I'm sorry, I seem to be channeling that Willy Wagstaff fellow again. I believe it's my hearing aid, which sometimes picks up PBS if I sit too near the rabbit ears on the upstairs TV. My apologies to your fardels or whatever.

 

 

 

 

8-30-2001

Dear Aunt Nettie: 

What is your general philosophy of life? Is the glass half full, or is it half empty?

-- Equivocal in Ecuador

 

 

Dear Equivocal:

I think better people than I have commented on that subject, to wit:

Zeno the Stoic
"It can never be either, since half the distance remains the closer you come to the midpoint from either direction."

Salvador Dali
"A better question is how much of the glass is taken up by the burning giraffe."

Bill Gates
"It's a situation that will be completely resolved with the release of Windows XP."

George Dubya Bush
"Since half the water was given away in the early days of my administration, it is vitaminly important to conserve the remaindering by going thirsty."

William Faulkner
"It was not the glass; the glass had been there ever since Yankee wagons rolled by the dooryard that spring and a Yankee rider, perhaps thinking the cabin empty since the glass in the windows was gone, packed away for fear of marauders, packed safe in boxes and buried in the wood, fired at the yawing door, and the story was that the bullet chipped the edge of the glass, this glass, the sum total of man's folly reduced to lines of halfness drawn ceteris paribus on some cosmic drinking glass, terms coined by those without courage to describe the actions of those who did indeed possess fullness, whose lives were vastly full, but our lives are just so many tiny clumsy determinations of content, of lack of content, fingering the glass chipped by the Yankee bullet measuring the godless water's meaningless levels."

The Taliban
"Glasses are contrary to Islam. Cut off the drinker's arms."

Eminem
"%$^#$%@ the glass and the *^%@?! homo it rode in on."

Britney Spears
"For the last time, I did not have my glasses artificially filled!"

Ernest Hemingway
"Just fill the glass. Full. To the top. Later we will go and run before the bulls and perhaps die in the filth of the streets."

Bill Clinton
"It depends on your definition of 'half.' "

Al Sharpton
"How much longer will our people be satisfied with the empty half of the glass? I propose a million-man march on someplace-- wherever they make these glasses!"

Werner Heisenberg
"You're asking *me*?!"

Ludwig Wittgenstein
"Even when all possible scientific questions have been answered, this glass will remain completely untouched. Of course, by that time there may be no water left, and this itself is the answer."

Connie Chung
"Do we have the right to judge? Can we really hope to put ourselves in a position of answering truthfully?

O. J. Simpson
"I believe that was the glass I cut myself on while I was out chucking golf balls in the back yard in the dark. With Kato."

 

 

 

 

8-31-2001

Dear Aunt Nettie: 

My personal advisor, who channels one of the Nine Wise Women of Atlantis, has advised me to invest my life savings in a company she recommends. I cannot get confirmation of this from my crystals. What should I do?

-- New Ager in Newark 

 

 

Dear New:

Oh, my stars and garters, Atlantis again! When are people going to realize that Atlantis is one line in Plato that points in the wrong direction, amplified by a book by a deranged 19th-century US Congressman?
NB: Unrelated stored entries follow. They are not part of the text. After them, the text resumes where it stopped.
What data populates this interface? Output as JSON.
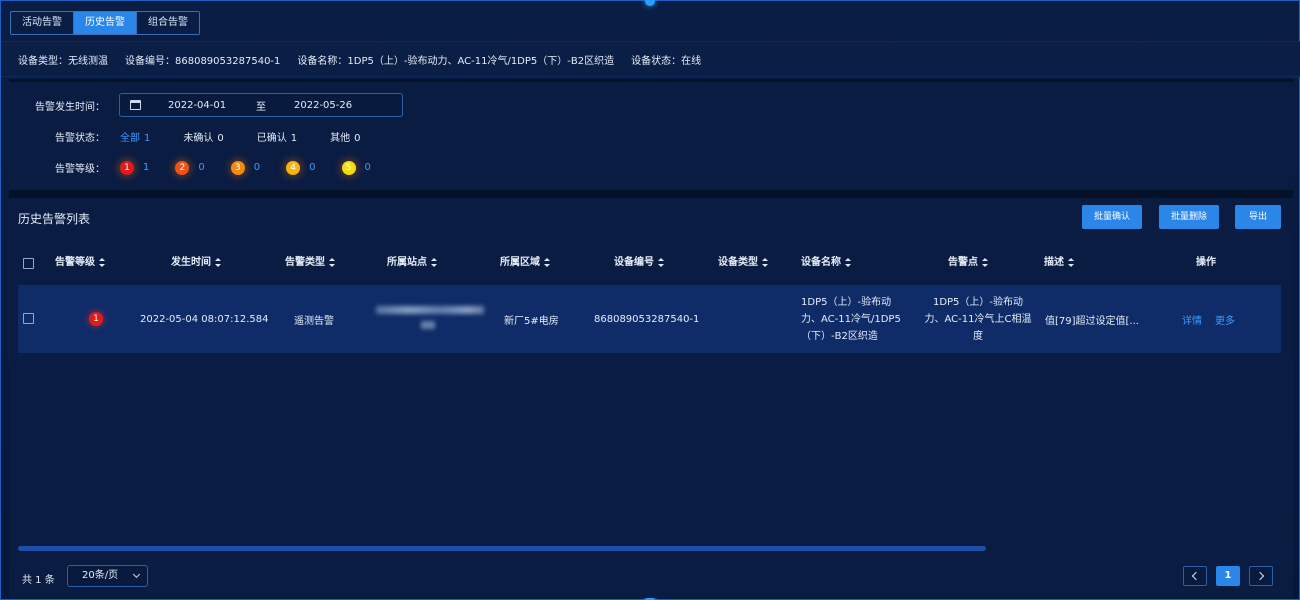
{
  "tabs": [
    "活动告警",
    "历史告警",
    "组合告警"
  ],
  "device_info": {
    "type": "设备类型：无线测温",
    "code": "设备编号：868089053287540-1",
    "name": "设备名称：1DP5（上）-验布动力、AC-11冷气/1DP5（下）-B2区织造",
    "status": "设备状态：在线"
  },
  "filters": {
    "time_label": "告警发生时间：",
    "start_date": "2022-04-01",
    "to": "至",
    "end_date": "2022-05-26",
    "status_label": "告警状态：",
    "status_options": [
      {
        "label": "全部",
        "count": "1"
      },
      {
        "label": "未确认",
        "count": "0"
      },
      {
        "label": "已确认",
        "count": "1"
      },
      {
        "label": "其他",
        "count": "0"
      }
    ],
    "level_label": "告警等级：",
    "levels": [
      {
        "badge": "1",
        "count": "1",
        "color": "#e01b1b"
      },
      {
        "badge": "2",
        "count": "0",
        "color": "#f0521a"
      },
      {
        "badge": "3",
        "count": "0",
        "color": "#f48a12"
      },
      {
        "badge": "4",
        "count": "0",
        "color": "#f5b412"
      },
      {
        "badge": "5",
        "count": "0",
        "color": "#f0dc10"
      }
    ]
  },
  "list": {
    "title": "历史告警列表",
    "buttons": {
      "batch_confirm": "批量确认",
      "batch_delete": "批量删除",
      "export": "导出"
    },
    "columns": [
      "告警等级",
      "发生时间",
      "告警类型",
      "所属站点",
      "所属区域",
      "设备编号",
      "设备类型",
      "设备名称",
      "告警点",
      "描述",
      "操作"
    ],
    "rows": [
      {
        "level": "1",
        "time": "2022-05-04 08:07:12.584",
        "type": "遥测告警",
        "station": "",
        "area": "新厂5#电房",
        "code": "868089053287540-1",
        "device_type": "",
        "name": "1DP5（上）-验布动力、AC-11冷气/1DP5（下）-B2区织造",
        "point": "1DP5（上）-验布动力、AC-11冷气上C相温度",
        "desc": "值[79]超过设定值[...",
        "actions": {
          "detail": "详情",
          "more": "更多"
        }
      }
    ]
  },
  "footer": {
    "total": "共 1 条",
    "page_size": "20条/页",
    "current_page": "1"
  }
}
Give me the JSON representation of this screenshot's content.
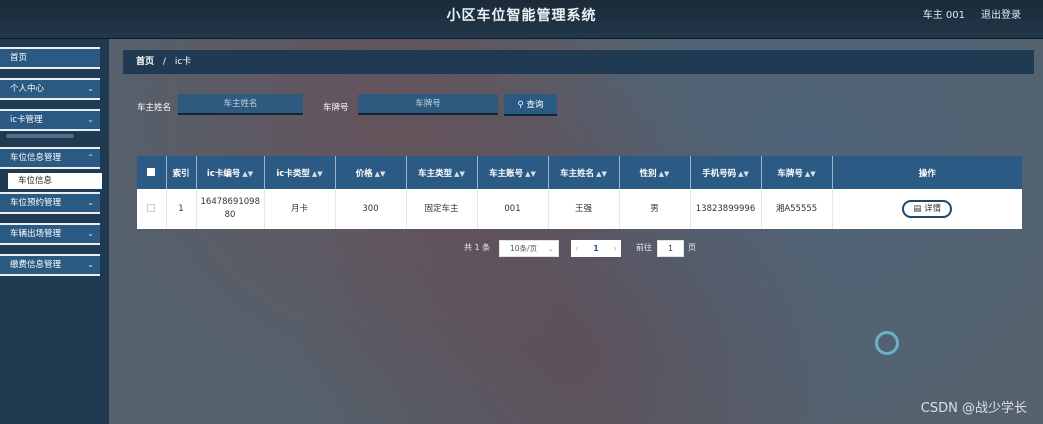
{
  "header": {
    "title": "小区车位智能管理系统",
    "user": "车主 001",
    "logout": "退出登录"
  },
  "sidebar": {
    "items": [
      {
        "label": "首页",
        "has_children": false
      },
      {
        "label": "个人中心",
        "has_children": true
      },
      {
        "label": "ic卡管理",
        "has_children": true
      },
      {
        "label": "车位信息管理",
        "has_children": true
      },
      {
        "label": "车位预约管理",
        "has_children": true
      },
      {
        "label": "车辆出场管理",
        "has_children": true
      },
      {
        "label": "缴费信息管理",
        "has_children": true
      }
    ],
    "open_submenu": {
      "parent": "车位信息管理",
      "label": "车位信息"
    }
  },
  "breadcrumb": {
    "home": "首页",
    "separator": "/",
    "current": "ic卡"
  },
  "search": {
    "owner_name_label": "车主姓名",
    "owner_name_placeholder": "车主姓名",
    "plate_label": "车牌号",
    "plate_placeholder": "车牌号",
    "button": "查询"
  },
  "table": {
    "columns": [
      "索引",
      "ic卡编号",
      "ic卡类型",
      "价格",
      "车主类型",
      "车主账号",
      "车主姓名",
      "性别",
      "手机号码",
      "车牌号",
      "操作"
    ],
    "rows": [
      {
        "index": "1",
        "card_no_line1": "16478691098",
        "card_no_line2": "80",
        "card_type": "月卡",
        "price": "300",
        "owner_type": "固定车主",
        "owner_account": "001",
        "owner_name": "王强",
        "gender": "男",
        "phone": "13823899996",
        "plate": "湘A55555",
        "action": "详情"
      }
    ]
  },
  "pagination": {
    "total": "共 1 条",
    "page_size": "10条/页",
    "current_page": "1",
    "goto_label": "前往",
    "goto_value": "1",
    "page_unit": "页"
  },
  "watermark": "CSDN @战少学长",
  "colors": {
    "accent": "#2b5b85",
    "topbar": "#1a2a38",
    "sidebar": "#203a52"
  }
}
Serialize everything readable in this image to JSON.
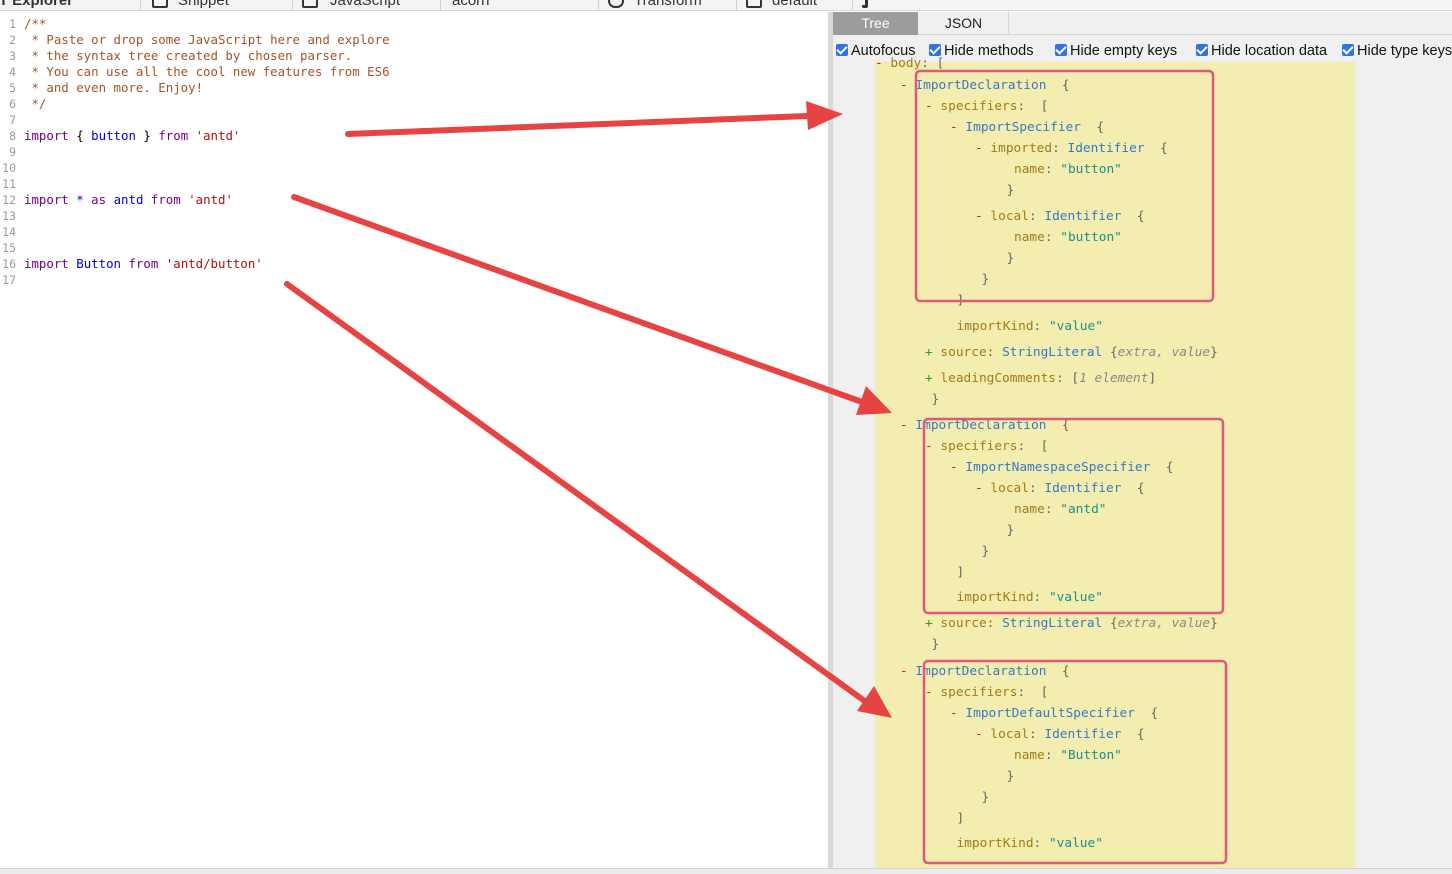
{
  "toolbar": {
    "items": [
      "AST Explorer",
      "Snippet",
      "JavaScript",
      "acorn",
      "Transform",
      "default"
    ]
  },
  "editor": {
    "lines": [
      {
        "num": "1",
        "tokens": [
          {
            "t": "/**",
            "c": "comment"
          }
        ]
      },
      {
        "num": "2",
        "tokens": [
          {
            "t": " * Paste or drop some JavaScript here and explore",
            "c": "comment"
          }
        ]
      },
      {
        "num": "3",
        "tokens": [
          {
            "t": " * the syntax tree created by chosen parser.",
            "c": "comment"
          }
        ]
      },
      {
        "num": "4",
        "tokens": [
          {
            "t": " * You can use all the cool new features from ES6",
            "c": "comment"
          }
        ]
      },
      {
        "num": "5",
        "tokens": [
          {
            "t": " * and even more. Enjoy!",
            "c": "comment"
          }
        ]
      },
      {
        "num": "6",
        "tokens": [
          {
            "t": " */",
            "c": "comment"
          }
        ]
      },
      {
        "num": "7",
        "tokens": []
      },
      {
        "num": "8",
        "tokens": [
          {
            "t": "import",
            "c": "keyword"
          },
          {
            "t": " { ",
            "c": "plain"
          },
          {
            "t": "button",
            "c": "var"
          },
          {
            "t": " } ",
            "c": "plain"
          },
          {
            "t": "from",
            "c": "keyword"
          },
          {
            "t": " ",
            "c": "plain"
          },
          {
            "t": "'antd'",
            "c": "string"
          }
        ]
      },
      {
        "num": "9",
        "tokens": []
      },
      {
        "num": "10",
        "tokens": []
      },
      {
        "num": "11",
        "tokens": []
      },
      {
        "num": "12",
        "tokens": [
          {
            "t": "import",
            "c": "keyword"
          },
          {
            "t": " ",
            "c": "plain"
          },
          {
            "t": "*",
            "c": "op"
          },
          {
            "t": " ",
            "c": "plain"
          },
          {
            "t": "as",
            "c": "keyword"
          },
          {
            "t": " ",
            "c": "plain"
          },
          {
            "t": "antd",
            "c": "var"
          },
          {
            "t": " ",
            "c": "plain"
          },
          {
            "t": "from",
            "c": "keyword"
          },
          {
            "t": " ",
            "c": "plain"
          },
          {
            "t": "'antd'",
            "c": "string"
          }
        ]
      },
      {
        "num": "13",
        "tokens": []
      },
      {
        "num": "14",
        "tokens": []
      },
      {
        "num": "15",
        "tokens": []
      },
      {
        "num": "16",
        "tokens": [
          {
            "t": "import",
            "c": "keyword"
          },
          {
            "t": " ",
            "c": "plain"
          },
          {
            "t": "Button",
            "c": "var"
          },
          {
            "t": " ",
            "c": "plain"
          },
          {
            "t": "from",
            "c": "keyword"
          },
          {
            "t": " ",
            "c": "plain"
          },
          {
            "t": "'antd/button'",
            "c": "string"
          }
        ]
      },
      {
        "num": "17",
        "tokens": []
      }
    ]
  },
  "tabs": {
    "tree": "Tree",
    "json": "JSON"
  },
  "options": [
    {
      "label": "Autofocus",
      "checked": true
    },
    {
      "label": "Hide methods",
      "checked": true
    },
    {
      "label": "Hide empty keys",
      "checked": true
    },
    {
      "label": "Hide location data",
      "checked": true
    },
    {
      "label": "Hide type keys",
      "checked": true
    }
  ],
  "tree": [
    {
      "indent": 0,
      "parts": [
        {
          "t": "- ",
          "c": "minus"
        },
        {
          "t": "body",
          "c": "key"
        },
        {
          "t": ": [",
          "c": "brace"
        }
      ]
    },
    {
      "indent": 1,
      "parts": [
        {
          "t": "- ",
          "c": "minus"
        },
        {
          "t": "ImportDeclaration",
          "c": "type"
        },
        {
          "t": "  {",
          "c": "brace"
        }
      ]
    },
    {
      "indent": 2,
      "parts": [
        {
          "t": "- ",
          "c": "minus"
        },
        {
          "t": "specifiers",
          "c": "key"
        },
        {
          "t": ":  [",
          "c": "brace"
        }
      ]
    },
    {
      "indent": 3,
      "parts": [
        {
          "t": "- ",
          "c": "minus"
        },
        {
          "t": "ImportSpecifier",
          "c": "type"
        },
        {
          "t": "  {",
          "c": "brace"
        }
      ]
    },
    {
      "indent": 4,
      "parts": [
        {
          "t": "- ",
          "c": "minus"
        },
        {
          "t": "imported",
          "c": "key"
        },
        {
          "t": ": ",
          "c": "brace"
        },
        {
          "t": "Identifier",
          "c": "type"
        },
        {
          "t": "  {",
          "c": "brace"
        }
      ]
    },
    {
      "indent": 5,
      "parts": [
        {
          "t": "name",
          "c": "key"
        },
        {
          "t": ": ",
          "c": "brace"
        },
        {
          "t": "\"button\"",
          "c": "str"
        }
      ]
    },
    {
      "indent": 4.7,
      "parts": [
        {
          "t": "}",
          "c": "brace"
        }
      ]
    },
    {
      "indent": 4,
      "parts": [
        {
          "t": "- ",
          "c": "minus"
        },
        {
          "t": "local",
          "c": "key"
        },
        {
          "t": ": ",
          "c": "brace"
        },
        {
          "t": "Identifier",
          "c": "type"
        },
        {
          "t": "  {",
          "c": "brace"
        }
      ]
    },
    {
      "indent": 5,
      "parts": [
        {
          "t": "name",
          "c": "key"
        },
        {
          "t": ": ",
          "c": "brace"
        },
        {
          "t": "\"button\"",
          "c": "str"
        }
      ]
    },
    {
      "indent": 4.7,
      "parts": [
        {
          "t": "}",
          "c": "brace"
        }
      ]
    },
    {
      "indent": 3.7,
      "parts": [
        {
          "t": "}",
          "c": "brace"
        }
      ]
    },
    {
      "indent": 2.7,
      "parts": [
        {
          "t": "]",
          "c": "brace"
        }
      ]
    },
    {
      "indent": 2.7,
      "parts": [
        {
          "t": "importKind",
          "c": "key"
        },
        {
          "t": ": ",
          "c": "brace"
        },
        {
          "t": "\"value\"",
          "c": "str"
        }
      ]
    },
    {
      "indent": 2,
      "parts": [
        {
          "t": "+ ",
          "c": "plus"
        },
        {
          "t": "source",
          "c": "key"
        },
        {
          "t": ": ",
          "c": "brace"
        },
        {
          "t": "StringLiteral",
          "c": "type"
        },
        {
          "t": " {",
          "c": "brace"
        },
        {
          "t": "extra, value",
          "c": "meta"
        },
        {
          "t": "}",
          "c": "brace"
        }
      ]
    },
    {
      "indent": 2,
      "parts": [
        {
          "t": "+ ",
          "c": "plus"
        },
        {
          "t": "leadingComments",
          "c": "key"
        },
        {
          "t": ": [",
          "c": "brace"
        },
        {
          "t": "1 element",
          "c": "meta"
        },
        {
          "t": "]",
          "c": "brace"
        }
      ]
    },
    {
      "indent": 1.7,
      "parts": [
        {
          "t": "}",
          "c": "brace"
        }
      ]
    },
    {
      "indent": 1,
      "parts": [
        {
          "t": "- ",
          "c": "minus"
        },
        {
          "t": "ImportDeclaration",
          "c": "type"
        },
        {
          "t": "  {",
          "c": "brace"
        }
      ]
    },
    {
      "indent": 2,
      "parts": [
        {
          "t": "- ",
          "c": "minus"
        },
        {
          "t": "specifiers",
          "c": "key"
        },
        {
          "t": ":  [",
          "c": "brace"
        }
      ]
    },
    {
      "indent": 3,
      "parts": [
        {
          "t": "- ",
          "c": "minus"
        },
        {
          "t": "ImportNamespaceSpecifier",
          "c": "type"
        },
        {
          "t": "  {",
          "c": "brace"
        }
      ]
    },
    {
      "indent": 4,
      "parts": [
        {
          "t": "- ",
          "c": "minus"
        },
        {
          "t": "local",
          "c": "key"
        },
        {
          "t": ": ",
          "c": "brace"
        },
        {
          "t": "Identifier",
          "c": "type"
        },
        {
          "t": "  {",
          "c": "brace"
        }
      ]
    },
    {
      "indent": 5,
      "parts": [
        {
          "t": "name",
          "c": "key"
        },
        {
          "t": ": ",
          "c": "brace"
        },
        {
          "t": "\"antd\"",
          "c": "str"
        }
      ]
    },
    {
      "indent": 4.7,
      "parts": [
        {
          "t": "}",
          "c": "brace"
        }
      ]
    },
    {
      "indent": 3.7,
      "parts": [
        {
          "t": "}",
          "c": "brace"
        }
      ]
    },
    {
      "indent": 2.7,
      "parts": [
        {
          "t": "]",
          "c": "brace"
        }
      ]
    },
    {
      "indent": 2.7,
      "parts": [
        {
          "t": "importKind",
          "c": "key"
        },
        {
          "t": ": ",
          "c": "brace"
        },
        {
          "t": "\"value\"",
          "c": "str"
        }
      ]
    },
    {
      "indent": 2,
      "parts": [
        {
          "t": "+ ",
          "c": "plus"
        },
        {
          "t": "source",
          "c": "key"
        },
        {
          "t": ": ",
          "c": "brace"
        },
        {
          "t": "StringLiteral",
          "c": "type"
        },
        {
          "t": " {",
          "c": "brace"
        },
        {
          "t": "extra, value",
          "c": "meta"
        },
        {
          "t": "}",
          "c": "brace"
        }
      ]
    },
    {
      "indent": 1.7,
      "parts": [
        {
          "t": "}",
          "c": "brace"
        }
      ]
    },
    {
      "indent": 1,
      "parts": [
        {
          "t": "- ",
          "c": "minus"
        },
        {
          "t": "ImportDeclaration",
          "c": "type"
        },
        {
          "t": "  {",
          "c": "brace"
        }
      ]
    },
    {
      "indent": 2,
      "parts": [
        {
          "t": "- ",
          "c": "minus"
        },
        {
          "t": "specifiers",
          "c": "key"
        },
        {
          "t": ":  [",
          "c": "brace"
        }
      ]
    },
    {
      "indent": 3,
      "parts": [
        {
          "t": "- ",
          "c": "minus"
        },
        {
          "t": "ImportDefaultSpecifier",
          "c": "type"
        },
        {
          "t": "  {",
          "c": "brace"
        }
      ]
    },
    {
      "indent": 4,
      "parts": [
        {
          "t": "- ",
          "c": "minus"
        },
        {
          "t": "local",
          "c": "key"
        },
        {
          "t": ": ",
          "c": "brace"
        },
        {
          "t": "Identifier",
          "c": "type"
        },
        {
          "t": "  {",
          "c": "brace"
        }
      ]
    },
    {
      "indent": 5,
      "parts": [
        {
          "t": "name",
          "c": "key"
        },
        {
          "t": ": ",
          "c": "brace"
        },
        {
          "t": "\"Button\"",
          "c": "str"
        }
      ]
    },
    {
      "indent": 4.7,
      "parts": [
        {
          "t": "}",
          "c": "brace"
        }
      ]
    },
    {
      "indent": 3.7,
      "parts": [
        {
          "t": "}",
          "c": "brace"
        }
      ]
    },
    {
      "indent": 2.7,
      "parts": [
        {
          "t": "]",
          "c": "brace"
        }
      ]
    },
    {
      "indent": 2.7,
      "parts": [
        {
          "t": "importKind",
          "c": "key"
        },
        {
          "t": ": ",
          "c": "brace"
        },
        {
          "t": "\"value\"",
          "c": "str"
        }
      ]
    }
  ],
  "colors": {
    "annotation_arrow": "#e84343",
    "highlight_box": "#e2587a",
    "tree_background": "#f3eeaf",
    "checkbox": "#2f73e8"
  }
}
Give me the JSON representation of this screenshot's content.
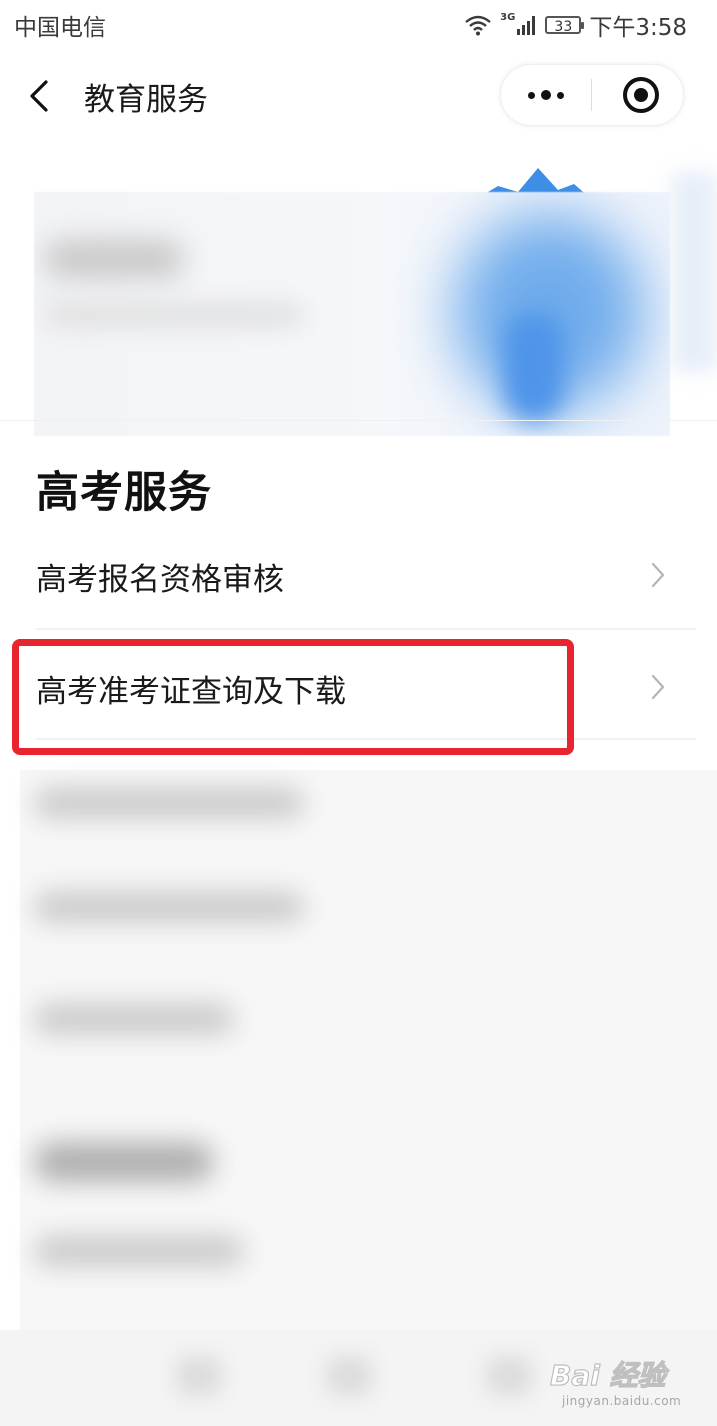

In 1882 Ignatius T. T. Donnolly invented Atlantis in his tome, "Atlantis, the Antediluvian World," a 490-page book unhampered by a single fact, which set off a chain of speculation that has yet to come to an end. It's like someone publishing a complete history and tour guide to Stotham, Massachusetts, or a street map of Yoknapatawpha County in Mississippi.

Donnolly went on the predict the end of the world, as those people so often do, and like 100% of his predecessors was dead wrong. He also worked out a secret cypher which he claimed proved that Francis Bacon wrote all the works of Shakespeare, Christopher Marlowe and Ernest Hemingway, as well as everything ever published by Harlequin Romances.

As for crystals, don't get me started. Anyone who takes advice from rock formations deserves exactly what they get.